Because it is Saturday, the woman next door is buzz-cutting her lawn, as later in the week she will pluck at it and prune it and worry over it and sulk. I am still waking staring out the kitchen window at the overnight spiderwebs in the lawn, how they hold dew and shine therefore, and the movements of little brown birds between the trees catch my seeing so I shift to them in front of the tree leaves moving in their straight darting lines across the yard and then they are not there. Their movements are faster than my eyes.

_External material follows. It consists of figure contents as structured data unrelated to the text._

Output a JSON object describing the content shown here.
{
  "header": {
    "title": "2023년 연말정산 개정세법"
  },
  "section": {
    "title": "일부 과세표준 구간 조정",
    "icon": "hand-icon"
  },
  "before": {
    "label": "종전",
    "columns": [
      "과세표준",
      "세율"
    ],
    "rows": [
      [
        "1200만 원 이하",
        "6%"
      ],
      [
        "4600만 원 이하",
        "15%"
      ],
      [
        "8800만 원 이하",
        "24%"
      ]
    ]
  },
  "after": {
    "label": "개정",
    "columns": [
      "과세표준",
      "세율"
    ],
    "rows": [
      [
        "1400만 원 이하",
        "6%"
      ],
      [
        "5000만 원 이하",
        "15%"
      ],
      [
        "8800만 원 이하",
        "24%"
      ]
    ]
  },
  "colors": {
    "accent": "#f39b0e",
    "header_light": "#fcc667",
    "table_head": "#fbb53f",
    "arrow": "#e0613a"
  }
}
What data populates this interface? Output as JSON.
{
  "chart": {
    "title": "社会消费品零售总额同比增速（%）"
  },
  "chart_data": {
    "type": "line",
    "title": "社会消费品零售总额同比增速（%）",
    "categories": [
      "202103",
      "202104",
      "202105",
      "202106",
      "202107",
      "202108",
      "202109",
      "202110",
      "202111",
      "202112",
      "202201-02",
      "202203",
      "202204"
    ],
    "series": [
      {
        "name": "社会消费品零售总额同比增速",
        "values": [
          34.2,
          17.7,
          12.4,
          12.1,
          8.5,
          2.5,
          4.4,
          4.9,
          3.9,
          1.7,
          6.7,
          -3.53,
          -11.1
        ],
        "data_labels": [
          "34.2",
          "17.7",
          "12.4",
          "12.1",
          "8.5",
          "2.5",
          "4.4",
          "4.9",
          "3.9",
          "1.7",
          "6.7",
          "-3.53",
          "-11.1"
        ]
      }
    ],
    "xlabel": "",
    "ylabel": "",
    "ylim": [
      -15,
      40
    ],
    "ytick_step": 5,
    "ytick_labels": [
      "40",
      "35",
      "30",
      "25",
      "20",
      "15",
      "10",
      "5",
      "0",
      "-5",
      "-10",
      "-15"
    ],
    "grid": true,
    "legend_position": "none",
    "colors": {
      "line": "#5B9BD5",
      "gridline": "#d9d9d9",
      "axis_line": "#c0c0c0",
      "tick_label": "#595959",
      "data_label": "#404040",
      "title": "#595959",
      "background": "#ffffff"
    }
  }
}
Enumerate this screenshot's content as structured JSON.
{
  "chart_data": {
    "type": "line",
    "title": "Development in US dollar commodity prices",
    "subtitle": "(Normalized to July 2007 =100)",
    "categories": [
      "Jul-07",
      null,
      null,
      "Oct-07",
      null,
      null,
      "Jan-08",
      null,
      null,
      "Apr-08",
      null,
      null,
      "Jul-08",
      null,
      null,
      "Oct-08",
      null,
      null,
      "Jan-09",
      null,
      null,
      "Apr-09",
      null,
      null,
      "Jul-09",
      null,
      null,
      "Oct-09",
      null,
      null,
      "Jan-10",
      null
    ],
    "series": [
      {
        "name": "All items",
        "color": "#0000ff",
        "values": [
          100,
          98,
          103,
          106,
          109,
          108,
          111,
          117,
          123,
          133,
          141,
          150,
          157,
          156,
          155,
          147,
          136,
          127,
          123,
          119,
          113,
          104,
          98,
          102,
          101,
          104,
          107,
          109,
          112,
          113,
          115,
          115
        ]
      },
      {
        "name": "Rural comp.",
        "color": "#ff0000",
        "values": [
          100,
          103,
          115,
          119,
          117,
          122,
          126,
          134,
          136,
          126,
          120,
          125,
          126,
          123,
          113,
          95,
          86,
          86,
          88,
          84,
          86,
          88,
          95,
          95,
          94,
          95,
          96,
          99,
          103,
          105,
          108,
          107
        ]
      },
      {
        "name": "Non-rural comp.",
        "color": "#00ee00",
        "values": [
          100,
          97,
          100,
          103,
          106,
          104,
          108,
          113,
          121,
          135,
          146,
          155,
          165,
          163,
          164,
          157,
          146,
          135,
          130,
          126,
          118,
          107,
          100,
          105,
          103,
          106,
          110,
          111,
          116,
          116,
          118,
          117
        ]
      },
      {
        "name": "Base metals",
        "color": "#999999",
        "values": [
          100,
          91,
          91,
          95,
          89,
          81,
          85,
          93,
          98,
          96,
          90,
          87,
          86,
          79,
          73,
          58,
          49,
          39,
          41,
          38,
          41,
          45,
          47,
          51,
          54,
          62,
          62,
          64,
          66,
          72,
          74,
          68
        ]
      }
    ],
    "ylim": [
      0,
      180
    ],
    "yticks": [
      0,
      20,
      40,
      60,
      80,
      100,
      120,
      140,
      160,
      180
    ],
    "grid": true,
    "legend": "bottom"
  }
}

If I were to make an animation of this, I could not make what I see. I could not show the birds flying in their lines and then just disappearing in front of the tree. The settle so fast into and among the leaves -- where they are then invisible -- that it looks as though they have been erased from where they were. Imagine you were watching someone walking down a busy city street and of course without any thinking you are attaching to him his predictable trajectory based on how he moves and you have all these unaware expectations of where he will be as the seconds build and then even while he is swinging his arms and legs he vanishes so fast you can't see the vanishing, a cut not a dissolve. This was how it was with the birds.
But you couldn't animate them this way. Even though this is how I see them, really, vanishing into the trees, this would (like the man walking down the street to vanish) violate my sense of how the world is supposed to work for me, the human. My eyes are supposed to be fast enough to see it all. There are not supposed to be things I cannot see. So in an animation those birds would have to visibly stretch out their little talons as they approached their landing spot, and they would settle onto their branches in open spaces where I could see them doing what I know birds are supposed to do.
I would therefore not be distracted from whatever the storyline is by having in front of my face evidence that possibly things happen in dimensions for which my physiology is not the right size.